Lockdown: India's airlines are heavily dependent on low fuel costs to balance their fixed costs.
New Delhi: With no signs of a government financial assistance plan, India's now-grounded aviation sector lies perilously close to bankruptcy as a result of the COVID-19 pandemic.
Desperate to resume operations, all Indian carriers are ill-equipped to deal with the extension of the lockdown till May 3, which was announced on Tuesday. No Indian carrier is even in a position to refund passengers who had booked flights scheduled to operate had the lockdown ended, as originally planned, on Tuesday, April 14.
Instead, SpiceJet, Vistara, IndiGo and GoAir have told passengers that their bookings for travel upto May 3 were cancelled and that their entire amount will be secure in a "credit-shell" which can be used to re-book travel later in the year or early next year.
With revenues disappearing, IndiGo, GoAir and SpiceJet have already announced steep across-the-board salary cuts.
There is still no clarity, however, if a few of these airlines will survive the next few months without a massive government bailout of the sector, details of which have not been announced.
According to the Centre for Asia Pacific Aviation (CAPA) which closely monitors civil aviation in the country, ''Most Indian airlines have not structured their business models to be able to withstand even regular shocks, such as elevated fuel prices or economic downturns, let alone once-in-a-century events.''
The writing appears to be on the wall. ''In the event of a 3-month shutdown, the two listed carriers alone - IndiGo and SpiceJet - could report combined losses of USD1.25-1.50 billion across 4QFY2020 and 1QFY2021. IndiGo's hitherto enviable free cash reserves may almost be wiped out by the end of 2QFY2021. Smaller carriers may exit,'' says CAPA in its report titled "Projecting the potential financial impact of COVID 19 on Indian Aviation".

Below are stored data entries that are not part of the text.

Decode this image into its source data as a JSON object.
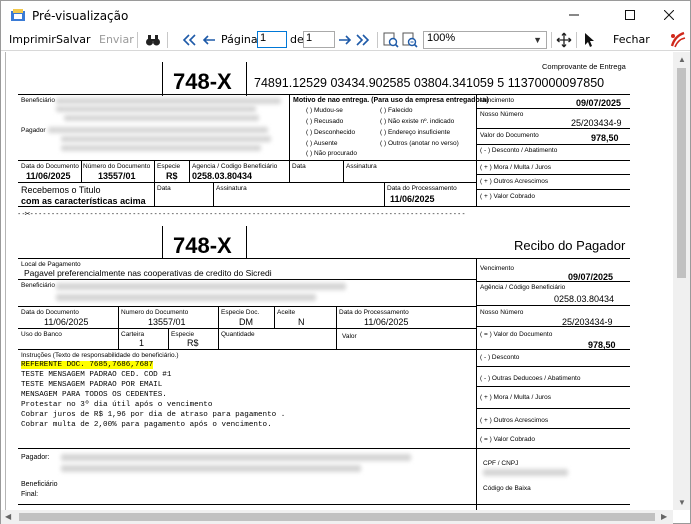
{
  "window": {
    "title": "Pré-visualização"
  },
  "toolbar": {
    "print": "Imprimir",
    "save": "Salvar",
    "send": "Enviar",
    "page_label": "Página",
    "page_value": "1",
    "of_label": "de",
    "total_value": "1",
    "zoom_value": "100%",
    "close": "Fechar"
  },
  "receipt1": {
    "header": "Comprovante de Entrega",
    "bank_code": "748-X",
    "digitable_line": "74891.12529 03434.902585 03804.341059 5 11370000097850",
    "beneficiario_label": "Beneficiário",
    "pagador_label": "Pagador",
    "motivo_title": "Motivo de nao entrega. (Para uso da empresa entregadora)",
    "motivos": [
      "( ) Mudou-se",
      "( ) Falecido",
      "( ) Recusado",
      "( ) Não existe nº. indicado",
      "( ) Desconhecido",
      "( ) Endereço insuficiente",
      "( ) Ausente",
      "( ) Outros (anotar no verso)",
      "( ) Não procurado"
    ],
    "vencimento_label": "Vencimento",
    "vencimento": "09/07/2025",
    "nosso_numero_label": "Nosso Número",
    "nosso_numero": "25/203434-9",
    "valor_documento_label": "Valor do Documento",
    "valor_documento": "978,50",
    "desconto_label": "( - ) Desconto / Abatimento",
    "mora_label": "( + ) Mora / Multa / Juros",
    "outros_label": "( + ) Outros Acrescimos",
    "cobrado_label": "( + ) Valor Cobrado",
    "data_documento_label": "Data do Documento",
    "data_documento": "11/06/2025",
    "numero_documento_label": "Número do Documento",
    "numero_documento": "13557/01",
    "especie_label": "Especie",
    "especie": "R$",
    "agencia_label": "Agencia / Codigo Beneficiário",
    "agencia": "0258.03.80434",
    "data_label": "Data",
    "assinatura_label": "Assinatura",
    "recebemos_line1": "Recebemos o Titulo",
    "recebemos_line2": "com as características acima",
    "data2_label": "Data",
    "assinatura2_label": "Assinatura",
    "data_processamento_label": "Data do Processamento",
    "data_processamento": "11/06/2025",
    "cut_mark": "- -✂- - - - - - - - - - - - - - - - - - - - - - - - - - - - - - - - - - - - - - - - - - - - - - - - - - - - - - - - - - - - - - - - - - - - - - - - - - - - - - - - - - - - - - - - - - - - - - - - - - - - - -"
  },
  "receipt2": {
    "bank_code": "748-X",
    "title": "Recibo do Pagador",
    "local_pagamento_label": "Local de Pagamento",
    "local_pagamento": "Pagavel preferencialmente nas cooperativas de credito do Sicredi",
    "vencimento_label": "Vencimento",
    "vencimento": "09/07/2025",
    "beneficiario_label": "Beneficiário",
    "agencia_label": "Agência / Código Beneficiário",
    "agencia": "0258.03.80434",
    "data_documento_label": "Data do Documento",
    "data_documento": "11/06/2025",
    "numero_documento_label": "Numero do Documento",
    "numero_documento": "13557/01",
    "especie_doc_label": "Especie Doc.",
    "especie_doc": "DM",
    "aceite_label": "Aceite",
    "aceite": "N",
    "data_processamento_label": "Data do Processamento",
    "data_processamento": "11/06/2025",
    "nosso_numero_label": "Nosso Número",
    "nosso_numero": "25/203434-9",
    "uso_banco_label": "Uso do Banco",
    "carteira_label": "Carteira",
    "carteira": "1",
    "especie_label": "Especie",
    "especie": "R$",
    "quantidade_label": "Quantidade",
    "valor_label": "Valor",
    "valor_documento_label": "( = ) Valor do Documento",
    "valor_documento": "978,50",
    "instrucoes_label": "Instruções (Texto de responsabilidade do beneficiário.)",
    "instrucoes": [
      "REFERENTE DOC. 7685,7686,7687",
      "TESTE MENSAGEM PADRAO CED. COD #1",
      "TESTE MENSAGEM PADRAO POR EMAIL",
      "MENSAGEM PARA TODOS OS CEDENTES.",
      "Protestar no 3º dia útil após o vencimento",
      "Cobrar juros de R$ 1,96 por dia de atraso para pagamento .",
      "Cobrar multa de 2,00%  para pagamento após o vencimento."
    ],
    "desconto_label": "( - ) Desconto",
    "outras_deducoes_label": "( - ) Outras Deducoes / Abatimento",
    "mora_label": "( + ) Mora / Multa / Juros",
    "outros_acrescimos_label": "( + ) Outros Acrescimos",
    "valor_cobrado_label": "( = ) Valor Cobrado",
    "pagador_label": "Pagador:",
    "cpf_label": "CPF / CNPJ",
    "beneficiario_final_label1": "Beneficiário",
    "beneficiario_final_label2": "Final:",
    "codigo_baixa_label": "Código de Baixa"
  }
}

Worried about the meltdown of the aviation sector, several countries have already moved to prevent millions of job losses in the industry. There has been no similar announcements in India.
Distressed airlines in the United States can rely on a $71 billion support package. Under job protection measures, airlines in the UK can request the government to subsidise 80 per cent of salaries up to a certain limit for upto three months. Various airlines in the European Union have already negotiated with their governments for packages - Finnair has secured a $650 million loan guarantee, airlines in Norway have been promised $540 million while Swedish carriers can avail of $500 million.

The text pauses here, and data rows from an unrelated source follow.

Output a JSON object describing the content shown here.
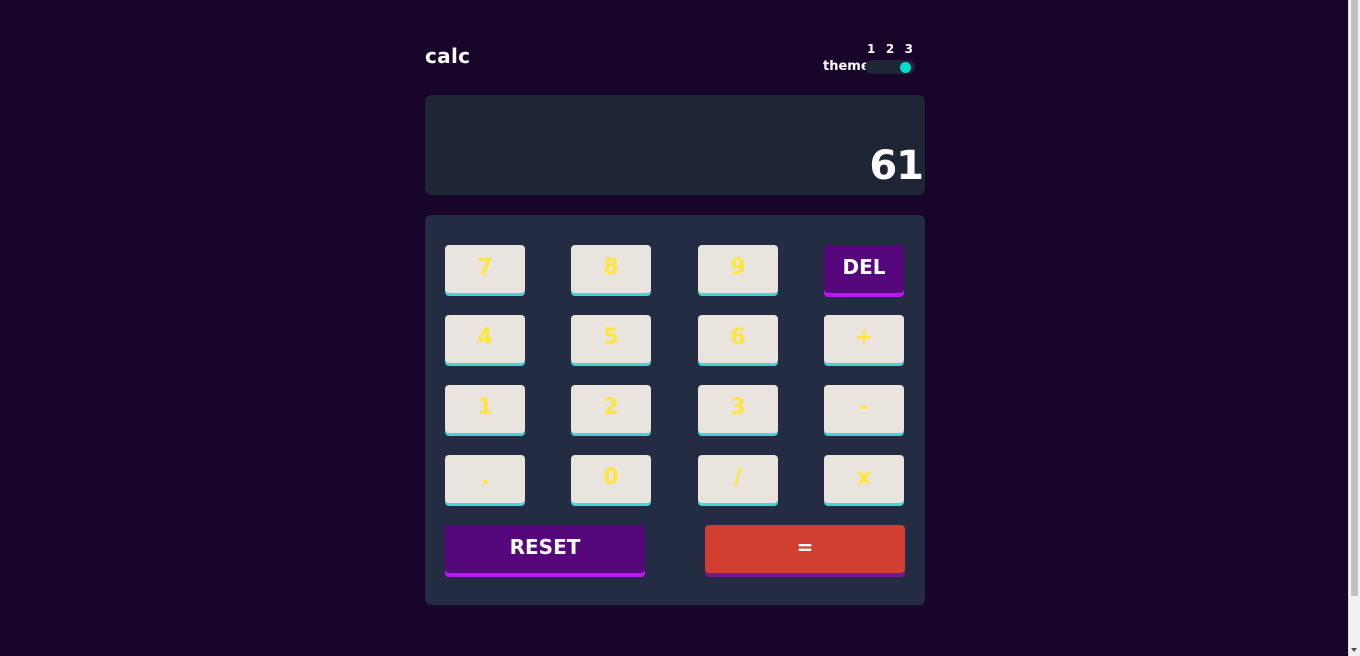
{
  "header": {
    "logo": "calc",
    "theme_label": "theme",
    "theme_options": [
      "1",
      "2",
      "3"
    ],
    "theme_selected": "3"
  },
  "screen": {
    "value": "61"
  },
  "keys": {
    "row1": [
      "7",
      "8",
      "9",
      "DEL"
    ],
    "row2": [
      "4",
      "5",
      "6",
      "+"
    ],
    "row3": [
      "1",
      "2",
      "3",
      "-"
    ],
    "row4": [
      ".",
      "0",
      "/",
      "x"
    ],
    "reset": "RESET",
    "equals": "="
  },
  "colors": {
    "background": "#17062a",
    "screen": "#1e2535",
    "keypad": "#232c43",
    "key": "#e9e4dd",
    "key_text": "#ffe53d",
    "accent_purple": "#56077c",
    "accent_red": "#d03f2f",
    "toggle_knob": "#00dece"
  }
}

Countries whose economies depend greatly on civil aviation, such as Singapore and the United Arab Emirates, have provided direct cash infusion to save key airlines. The UAE government is fully supporting Emirates through equity infusion while Singapore has announced a $500 million package for the aviation sector, a $2.8 billion bridging loan and a $10 billion rights in equity and convertible bonds which will allow Singapore Airlines to survive the COVID-19 storm relatively unscathed.

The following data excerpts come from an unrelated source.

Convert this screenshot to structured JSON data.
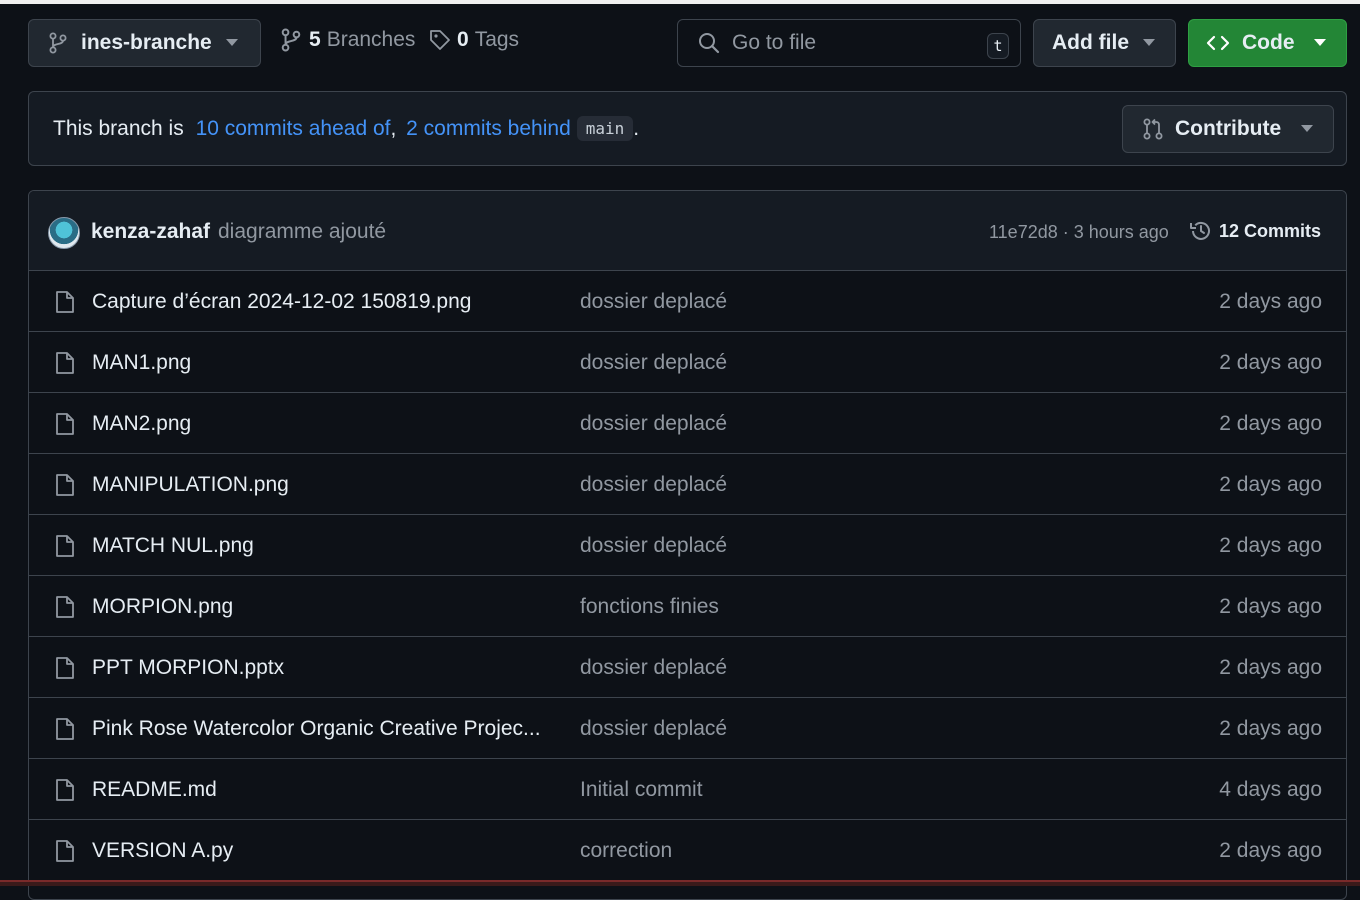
{
  "toolbar": {
    "branch_name": "ines-branche",
    "branches_count": "5",
    "branches_label": "Branches",
    "tags_count": "0",
    "tags_label": "Tags",
    "search_placeholder": "Go to file",
    "search_shortcut": "t",
    "add_file_label": "Add file",
    "code_label": "Code"
  },
  "status": {
    "prefix": "This branch is ",
    "ahead": "10 commits ahead of",
    "separator": ", ",
    "behind": "2 commits behind",
    "base_branch": "main",
    "suffix": ".",
    "contribute_label": "Contribute"
  },
  "latest_commit": {
    "author": "kenza-zahaf",
    "message": "diagramme ajouté",
    "info": "11e72d8 · 3 hours ago",
    "commits_label": "12 Commits"
  },
  "files": [
    {
      "name": "Capture d’écran 2024-12-02 150819.png",
      "message": "dossier deplacé",
      "date": "2 days ago"
    },
    {
      "name": "MAN1.png",
      "message": "dossier deplacé",
      "date": "2 days ago"
    },
    {
      "name": "MAN2.png",
      "message": "dossier deplacé",
      "date": "2 days ago"
    },
    {
      "name": "MANIPULATION.png",
      "message": "dossier deplacé",
      "date": "2 days ago"
    },
    {
      "name": "MATCH NUL.png",
      "message": "dossier deplacé",
      "date": "2 days ago"
    },
    {
      "name": "MORPION.png",
      "message": "fonctions finies",
      "date": "2 days ago"
    },
    {
      "name": "PPT MORPION.pptx",
      "message": "dossier deplacé",
      "date": "2 days ago"
    },
    {
      "name": "Pink Rose Watercolor Organic Creative Projec...",
      "message": "dossier deplacé",
      "date": "2 days ago"
    },
    {
      "name": "README.md",
      "message": "Initial commit",
      "date": "4 days ago"
    },
    {
      "name": "VERSION A.py",
      "message": "correction",
      "date": "2 days ago"
    }
  ],
  "colors": {
    "background": "#0d1117",
    "accent_link": "#4493f8",
    "code_button": "#238636"
  }
}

The United Arab Emirates and Singapore, whose economies depend greatly on civil aviation, have provided direct cash infusion to save key airlines.
Airlines in India have, in the best of times, suffered the ''double-whammy of steeply rising fuel costs and the decline in the value of the Indian Rupee'', says the International Air Transport Association (IATA). Fuel costs in India, which account for 40 per cent of the overall costs of low-cost carriers, are ''well above the global average of 24 per cent". Fluctuating fuel prices and price-wars within the sector have been part of the reason why once-leading airlines such as Jet Aiways and Kingfisher Airlines collapsed. ''While it is easy to find Indian passengers who want to fly, it's very difficult for airlines to make money in this market,'' says Alexandre de Juniac, IATA's Director General.
India's airlines are heavily dependent on low fuel costs to balance their fixed costs which come from the lease rental of aircraft, labour expenses, sales and marketing, airport charges and other operating expenses. At 9 to 10 per cent of their overall expenses, steep airport charges alone are a serious financial drain. These charges include fees for landing, parking and navigating while over Indian airspace. Airlines are also charged for the use of aero-bridges on a per landing and take-off basis and on the common use of terminals on a per departing flight basis.
A wish-list for Indian airlines looking to survive the coronavirus storm could include support for salaries, an exemption of airport charges, a reduction on the excise duty on Aviation Turbine Fuel (ATF), bringing ATF under the Goods and Services Tax (GST) regime and suspending infrastructure charges at Indian airports.
With revenues disappearing, IndiGo, GoAir and SpiceJet have already announced steep across-the-board salary cuts. GoAir, which has begun terminating the contracts of its expat pilots, has also asked its staff to go on temporary leave without pay on a rotational basis.
Given the massive slowdown across the economy and plummeting growth rates, the government may, however, only be in a position to offer functional relief which could include ''waivers and moratoriums on liabilities,'' says CAPA. "Given the massive structural dislocation faced by the aviation sector, this may not be sufficient to rescue operators, particularly weaker companies.''
India's national investment promotion and facilitation agency, Invest India, proudly says, ''India is now the third largest and fastest growing aviation market in terms of domestic tickets sold". That may have been true before COVID-19 struck.